Findings from an annual public-opinion poll conducted between 2006 and 2010 in Azerbaijan revealed that the Karabakh issue was the number-one issue of concern, and that Armenian-Azerbaijani relations were a priority in the media. “The government compensates for the lack of coverage on domestic social issues by focusing on the Karabakh conflict situation,” said Rasim Musabekov, the Baku-based political analyst who presented the report’s findings.
The report also indicated that 40 to 50 percent of the population expects the “no peace, no war” status quo in the longstanding impasse to continue.
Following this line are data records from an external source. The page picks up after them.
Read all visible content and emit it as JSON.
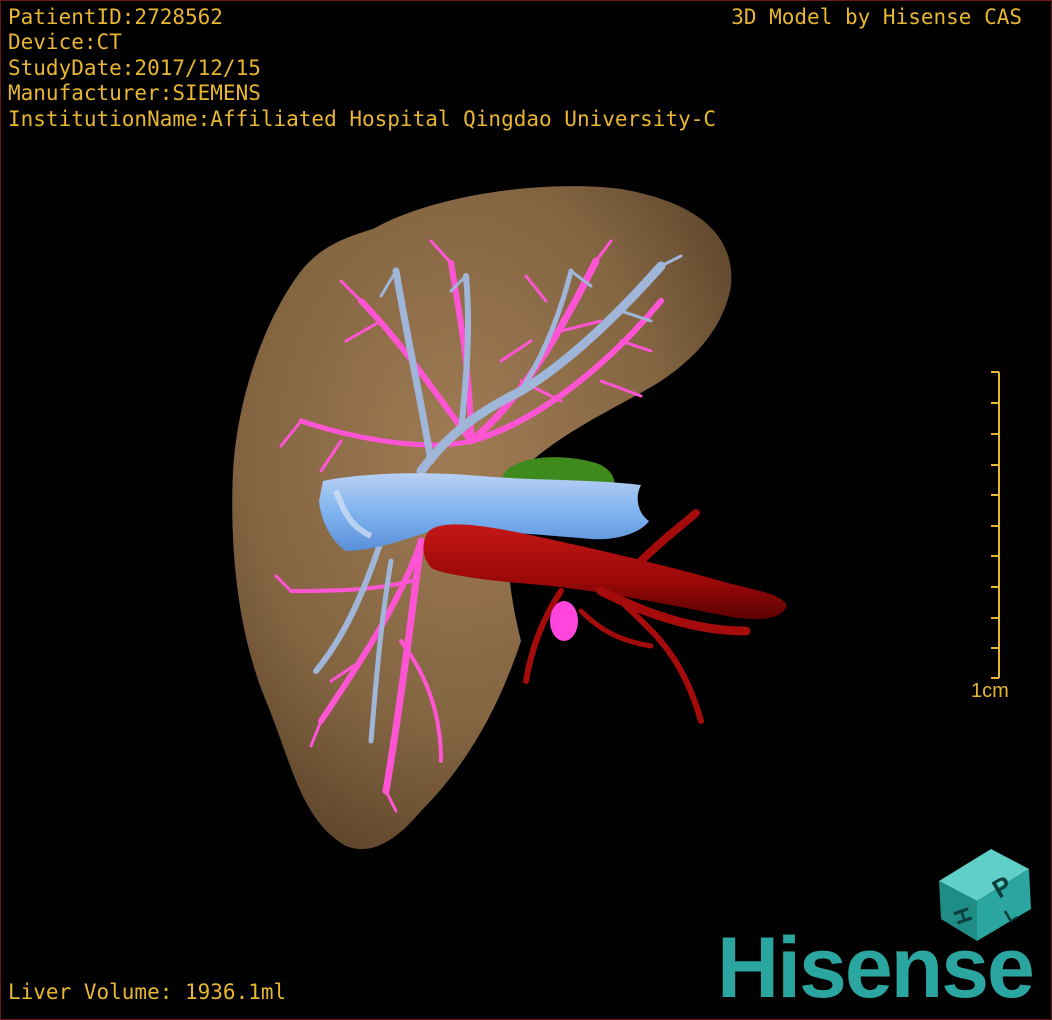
{
  "patient_info": {
    "patient_id": "PatientID:2728562",
    "device": "Device:CT",
    "study_date": "StudyDate:2017/12/15",
    "manufacturer": "Manufacturer:SIEMENS",
    "institution": "InstitutionName:Affiliated Hospital Qingdao University-C"
  },
  "brand_title": "3D Model by Hisense CAS",
  "liver_volume": "Liver Volume: 1936.1ml",
  "scale_bar": {
    "label": "1cm"
  },
  "orientation_cube": {
    "icon": "orientation-cube-icon",
    "faces": [
      "H",
      "P",
      "L"
    ]
  },
  "logo": {
    "text": "Hisense"
  },
  "colors": {
    "overlay_text": "#e9b632",
    "liver": "#8a6a45",
    "hepatic_vein": "#ff55d4",
    "portal_vein": "#9fb6d9",
    "vena_cava": "#7fb3f0",
    "aorta": "#b00a0a",
    "gallbladder": "#3f8a1c",
    "cube": "#2aa59f",
    "logo": "#2aa59f"
  }
}
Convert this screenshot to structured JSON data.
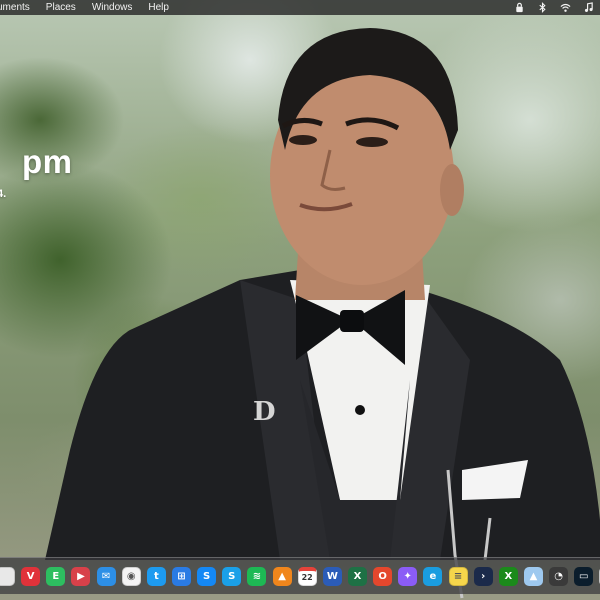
{
  "menubar": {
    "items": [
      {
        "label": "uments"
      },
      {
        "label": "Places"
      },
      {
        "label": "Windows"
      },
      {
        "label": "Help"
      }
    ],
    "status_icons": [
      "lock-icon",
      "bluetooth-icon",
      "wifi-icon",
      "music-note-icon"
    ]
  },
  "desktop": {
    "clock_time": "pm",
    "clock_date": "4."
  },
  "dock": {
    "items": [
      {
        "name": "app-partial-icon",
        "color": "#e8e8e8",
        "glyph": ""
      },
      {
        "name": "vivaldi-icon",
        "color": "#e0323a",
        "glyph": "V"
      },
      {
        "name": "evernote-icon",
        "color": "#2dbe60",
        "glyph": "E"
      },
      {
        "name": "clapperboard-icon",
        "color": "#d8414a",
        "glyph": "▶"
      },
      {
        "name": "mail-icon",
        "color": "#2d8fe6",
        "glyph": "✉"
      },
      {
        "name": "chrome-icon",
        "color": "#f4f4f4",
        "glyph": "◉"
      },
      {
        "name": "twitter-icon",
        "color": "#1d9bf0",
        "glyph": "t"
      },
      {
        "name": "windows-grid-icon",
        "color": "#2a7be4",
        "glyph": "⊞"
      },
      {
        "name": "shazam-icon",
        "color": "#1488f5",
        "glyph": "S"
      },
      {
        "name": "skype-icon",
        "color": "#1aa0e8",
        "glyph": "S"
      },
      {
        "name": "spotify-icon",
        "color": "#1db954",
        "glyph": "≋"
      },
      {
        "name": "vlc-cone-icon",
        "color": "#f0861c",
        "glyph": "▲"
      },
      {
        "name": "calendar-icon",
        "color": "#ffffff",
        "glyph": "22"
      },
      {
        "name": "word-icon",
        "color": "#2b5cb8",
        "glyph": "W"
      },
      {
        "name": "excel-icon",
        "color": "#1e7145",
        "glyph": "X"
      },
      {
        "name": "office-icon",
        "color": "#e4472d",
        "glyph": "O"
      },
      {
        "name": "messenger-icon",
        "color": "#8b5cf6",
        "glyph": "✦"
      },
      {
        "name": "edge-icon",
        "color": "#1a9de0",
        "glyph": "e"
      },
      {
        "name": "notes-icon",
        "color": "#f6d64b",
        "glyph": "≡"
      },
      {
        "name": "terminal-icon",
        "color": "#1b2a4a",
        "glyph": "›"
      },
      {
        "name": "xbox-icon",
        "color": "#1b8a1b",
        "glyph": "X"
      },
      {
        "name": "image-preview-icon",
        "color": "#9ec9ef",
        "glyph": "▲"
      },
      {
        "name": "system-monitor-icon",
        "color": "#3a3a3a",
        "glyph": "◔"
      },
      {
        "name": "console-icon",
        "color": "#0b1d2c",
        "glyph": "▭"
      },
      {
        "name": "app-partial-right-icon",
        "color": "#e8e8e8",
        "glyph": ""
      }
    ]
  }
}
Only 30 percent of respondents are ready for a compromise, with just 16 percent approving some form of autonomy for Karabakh.
No alternative voice
Journalists, though, are also to blame for the lack of plurality in reporting, according to Poghosbekian. “The main problem in post-Soviet countries is the lack of professional attitudes and the lack of interest in looking for alternative opinions,” she said, noting that the last public-opinion survey about Armenian-Azerbaijani relations was published in 2002 or 2003 and very little has changed since then.
She said domestic policy is manipulated and little information is available about the negotiations on the Karabakh peace process.
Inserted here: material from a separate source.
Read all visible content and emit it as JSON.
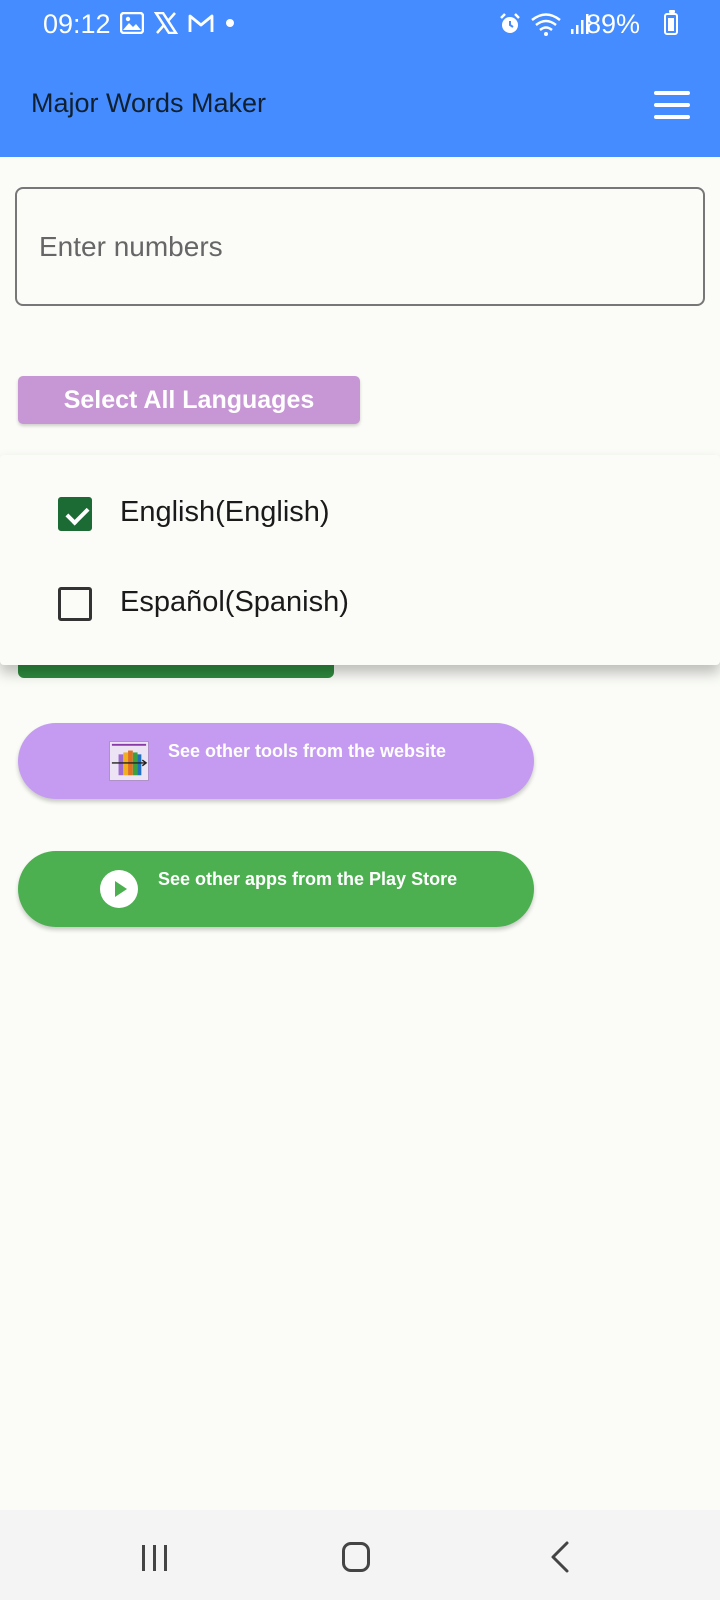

Poghosbekian said the Armenian government gives out sparse information and rarely publishes official documents. “Sometimes we have to use Azeri sources,” she said.
“You cannot bring democratic peace if negotiations are kept secret and the opposition is undermined as unpatriotic,” Poghosbekian said, adding that peace negotiations were portrayed in the Armenian media as a danger to Armenian national identity.
“State-controlled media broadcasts pre-formed opinions as news, which are to blame for the public’s rigid opinion. Now the politicians themselves are bound by the opinions they formed in the first place,” Musabekov said. “The authorities cite public opinion as a justification for their policies, but it is the media they control that shapes it.”
Reminding that media should present different viewpoints, Musabekov said even sports or international music events, such as the Eurovision song contest, are presented in a political manner.
“In Azerbaijan, the media is a tool of information warfare. Removing the war component from the backdrop would give the process a positive impetus. If it stops being a zero-sum game, we can make positive steps,” he said.
Sarcastically noting that opinion surveys in both countries indicate that everybody wants the status quo, Ruben Margarian, the editor-in-chief of the Armenian daily Yerkir, said: “We [journalists] will be the Joan of Arcs that nobody wants.”